An Entire function with growth estimate implies $f(z) = \sin{z}$ Saw this one from an old exam and have been having trouble trying to crack it.
Suppose $f(z)$ is an entire function satisfying $f'(0)=1$, $f(k\pi)=0$ for every integer $k$, and $|f(x+iy)| \leq e^{|y|}$ for $x,\, y \in \mathbb{R}$. Show that $f(z) = \sin{(z)}$.
As with similiar problems involving growth estimates and entire functions, my initial idea was to exploit a function like $g(z) = \dfrac{f(z)}{e^{|y|}}$, however I almost feel like its a better idea attacking the coefficients of $f's$ series expansion. Any ideas would be helpful.
 A: My initial idea would be to exploit a function like
$$ g(z) = \frac{f(z)}{\sin z}.$$
What is nice about $g(z)$ is that it is holomorphic, and it is holomorphic everywhere. It is true that $1 / \sin z$ has poles at $z = k\pi$ for $k \in \mathbb N$, but these poles are cancelled out by the zeroes of $f(z)$ in the numerator.
Our ultimate goal is to prove that $g(z) = 1$. Having established that $g(z)$ is holomorphic, we can try to show that $g(z) = 1$ using familiar theorems about holomorphic functions such as the maximum modulus principle and Liouville's theorem.
First, let us obtain a bound on $|g(x + iy)|$. Assuming I did my algebra correctly, we have an inequality:
$$|g(x + iy)| \leq \frac{e^{|y|}}{|\sin(x + iy)|}=\frac{\sqrt{2}e^{|y|}}{\sqrt{\cosh 2y - \cos 2x}}$$
Notice that this inequality is not uniformly useful! For example, at $x + iy = 0$, the expression on the right-hand side is infinite, so the inequality tells us nothing useful at $x + iy = 0$. However, there are some special contours within the complex plane where the expression on the RHS is very useful for bounding $|g(x + iy)|$, and also easy to analyse:


*

*On vertical lines of the form $x = (N + \frac 1 2) \pi$ where $N \in \mathbb N$, the $\cos 2x$ term vanishes. It is easy to see that the expression on the RHS is bounded by $2$.
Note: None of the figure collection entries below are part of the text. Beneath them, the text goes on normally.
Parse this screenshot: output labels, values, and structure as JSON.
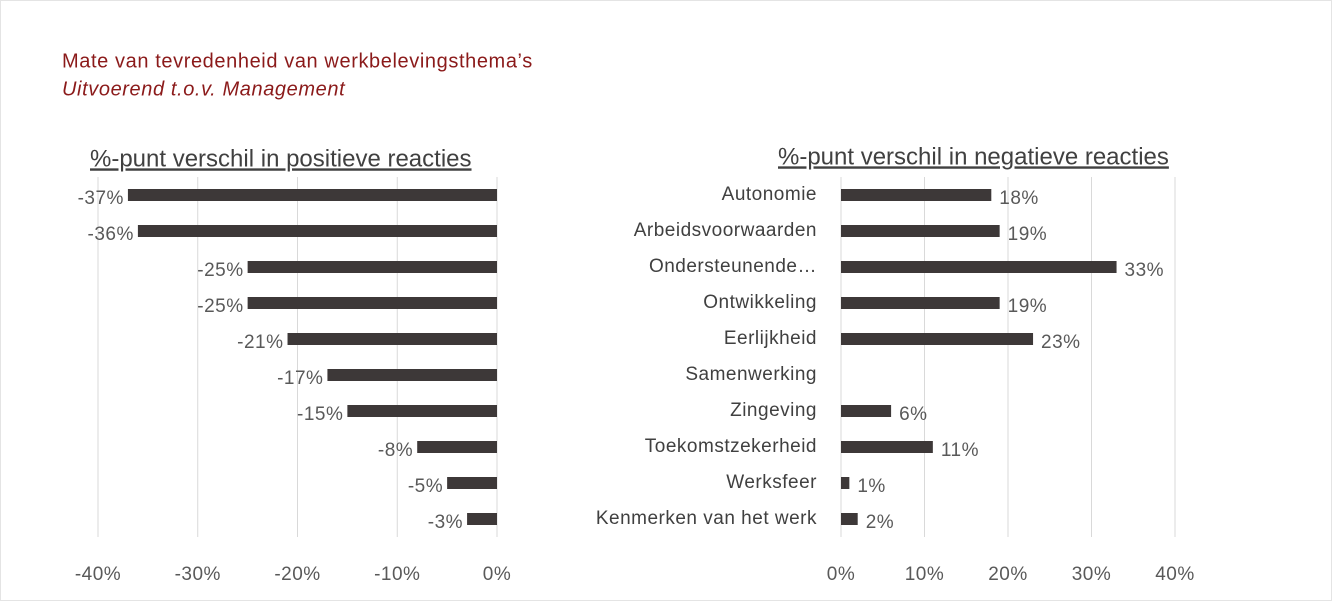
{
  "title": "Mate van tevredenheid van werkbelevingsthema’s",
  "subtitle": "Uitvoerend t.o.v. Management",
  "chart_data": [
    {
      "type": "bar",
      "orientation": "horizontal",
      "x_label": "%-punt verschil in positieve reacties",
      "color": "#3d3838",
      "grid": true,
      "values": [
        -37,
        -36,
        -25,
        -25,
        -21,
        -17,
        -15,
        -8,
        -5,
        -3
      ],
      "value_labels": [
        "-37%",
        "-36%",
        "-25%",
        "-25%",
        "-21%",
        "-17%",
        "-15%",
        "-8%",
        "-5%",
        "-3%"
      ],
      "xlim": [
        -40,
        0
      ],
      "xticks": [
        {
          "value": -40,
          "label": "-40%"
        },
        {
          "value": -30,
          "label": "-30%"
        },
        {
          "value": -20,
          "label": "-20%"
        },
        {
          "value": -10,
          "label": "-10%"
        },
        {
          "value": 0,
          "label": "0%"
        }
      ]
    },
    {
      "type": "bar",
      "orientation": "horizontal",
      "x_label": "%-punt verschil in negatieve reacties",
      "color": "#3d3838",
      "grid": true,
      "categories": [
        "Autonomie",
        "Arbeidsvoorwaarden",
        "Ondersteunende…",
        "Ontwikkeling",
        "Eerlijkheid",
        "Samenwerking",
        "Zingeving",
        "Toekomstzekerheid",
        "Werksfeer",
        "Kenmerken van het werk"
      ],
      "values": [
        18,
        19,
        33,
        19,
        23,
        null,
        6,
        11,
        1,
        2
      ],
      "value_labels": [
        "18%",
        "19%",
        "33%",
        "19%",
        "23%",
        null,
        "6%",
        "11%",
        "1%",
        "2%"
      ],
      "xlim": [
        0,
        40
      ],
      "xticks": [
        {
          "value": 0,
          "label": "0%"
        },
        {
          "value": 10,
          "label": "10%"
        },
        {
          "value": 20,
          "label": "20%"
        },
        {
          "value": 30,
          "label": "30%"
        },
        {
          "value": 40,
          "label": "40%"
        }
      ]
    }
  ]
}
*On horizontal lines of the form $y = M$ where $|M| \gg 0$, we can approximate $\cosh 2y$ by $e^{2|y|}$. The expression on the RHS is bounded by $2 / \sqrt{1 - 2e^{-2|M|}}$, which tends to $2$ as $M \to \infty$.


The maximum modulus theorem allows us to use our knowledge about $|g(x + iy)|$ on these special contours to bound $|g(x + iy)|$ in other places. Let us define the rectangular domain
$$D_{N, M} =\{x + iy \in \mathbb C \ : -(N+\tfrac 1 2)\pi \leq x \leq (N + \tfrac 1 2)\pi, \ -M \leq y \leq M \},$$ for arbitrary $ N \in \mathbb Z,$ $M \gg 0.$ Using our above observations about the behaviour of $|g(x + iy)|$ on the boundary of this rectangular domain, the maximum modulus principle tells us that
$$ z \in D_{N,M} \implies |g(z)| \leq \frac{2}{\sqrt{1 - 2 e^{-2M}}} \ .$$
And since any $z \in \mathbb C$ is contained in $D_{N,M}$ for sufficiently large $N$ and $M$, we have
$$ z \in \mathbb C \implies |g(z)| \leq 2 \ .$$
Having shown that $|g(z)| \leq 2$, Liouville tells us that $g(z)$ is constant, i.e. that $f(z) = C \sin z$ for some $C \in \mathbb C$. We can fix the value of $C$ to be $1$ using the fact that $f'(0) = 1$, and this completes the proof.